Valls quitte le PS. Logique… Celui qui a inventé la théorie des deux gauches irréconciliables pouvait difficilement se réconcilier avec un PS passé dans l’opposition, alors même que les idées d’En Marche sont tout autant celles de Valls. C’est affaire de conviction, chose respectable. Valls ne croit plus au socialisme, ni comme idée, ni comme pratique : il rompt, infidèle à ses camarades et à son passé, mais fidèle à lui-même.
Il y a un peu plus de deux ans, c’est lui qui a rattrapé Macron, reparti vers le privé, pour en faire un ministre de l’Economie qui devait être son allié. La politique est ironique. Macron devenu maître de l’heure, et peut-être de la décennie, Valls doit se glisser en bout de table au banquet des marcheurs, seigneur déchu qui doit se contenter de la place du pauvre. Il quitte le parti de Jaurès pour celui d’un Lecanuet enfant, ou d’un Clemenceau assagi. Drôle de parcours.

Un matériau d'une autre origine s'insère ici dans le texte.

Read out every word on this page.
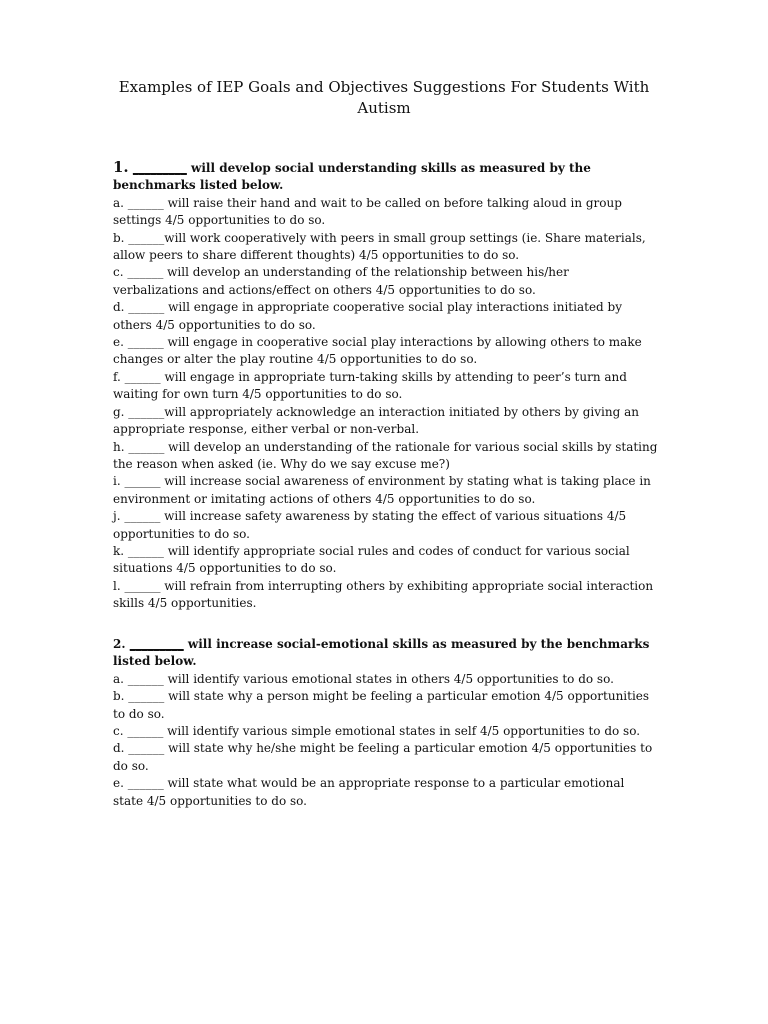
Examples of IEP Goals and Objectives Suggestions For Students With Autism
1. _________ will develop social understanding skills as measured by the benchmarks listed below.
a. ______ will raise their hand and wait to be called on before talking aloud in group settings 4/5 opportunities to do so.
b. ______will work cooperatively with peers in small group settings (ie. Share materials, allow peers to share different thoughts) 4/5 opportunities to do so.
c. ______ will develop an understanding of the relationship between his/her verbalizations and actions/effect on others 4/5 opportunities to do so.
d. ______ will engage in appropriate cooperative social play interactions initiated by others 4/5 opportunities to do so.
e. ______ will engage in cooperative social play interactions by allowing others to make changes or alter the play routine 4/5 opportunities to do so.
f. ______ will engage in appropriate turn-taking skills by attending to peer’s turn and waiting for own turn 4/5 opportunities to do so.
g. ______will appropriately acknowledge an interaction initiated by others by giving an appropriate response, either verbal or non-verbal.
h. ______ will develop an understanding of the rationale for various social skills by stating the reason when asked (ie. Why do we say excuse me?)
i. ______ will increase social awareness of environment by stating what is taking place in environment or imitating actions of others 4/5 opportunities to do so.
j. ______ will increase safety awareness by stating the effect of various situations 4/5 opportunities to do so.
k. ______ will identify appropriate social rules and codes of conduct for various social situations 4/5 opportunities to do so.
l. ______ will refrain from interrupting others by exhibiting appropriate social interaction skills 4/5 opportunities.
2. _________ will increase social-emotional skills as measured by the benchmarks listed below.
a. ______ will identify various emotional states in others 4/5 opportunities to do so.
b. ______ will state why a person might be feeling a particular emotion 4/5 opportunities to do so.
c. ______ will identify various simple emotional states in self 4/5 opportunities to do so.
d. ______ will state why he/she might be feeling a particular emotion 4/5 opportunities to do so.
e. ______ will state what would be an appropriate response to a particular emotional state 4/5 opportunities to do so.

Les erreurs d’analyse ont joué leur rôle. Il y a deux ans, Valls était persuadé qu’il fallait courir après les électeurs passés à droite, raisonnement autant sondagier que cohérent avec son tropisme idéologique. Las ! S’il est vrai que nombre d’électeurs étaient tentés par le réformisme pragmatique que Macron allait incarner avec éclat, il est dangereux en politique de faire litière de ses soutiens naturels. A force de trouver ses camarades trop à gauche, il s’est lui-même rejeté vers la droite. Premier ministre socialiste, Valls a heurté les socialistes, imposant à Hollande la déchéance de nationalité, erreur à la fois symbolique et grave, qui a mécontenté une base attachée aux valeurs d’ouverture. Puis il a insisté lourdement pour promouvoir la loi travail de Myriam El Khomri, qui allait fournir à la gauche de la gauche un thème en or, même si les dispositions finalement choisies étaient moins nuisibles que ce qu’en disaient les tracts vengeurs des Insoumis. Mitterrand sur ce point reste incontournable : avant de partir à la conquête des sceptiques, il faut consolider sa base. Valls a déconcerté sa base. Il croyait mordre sur la droite ; il a mordu sa gauche.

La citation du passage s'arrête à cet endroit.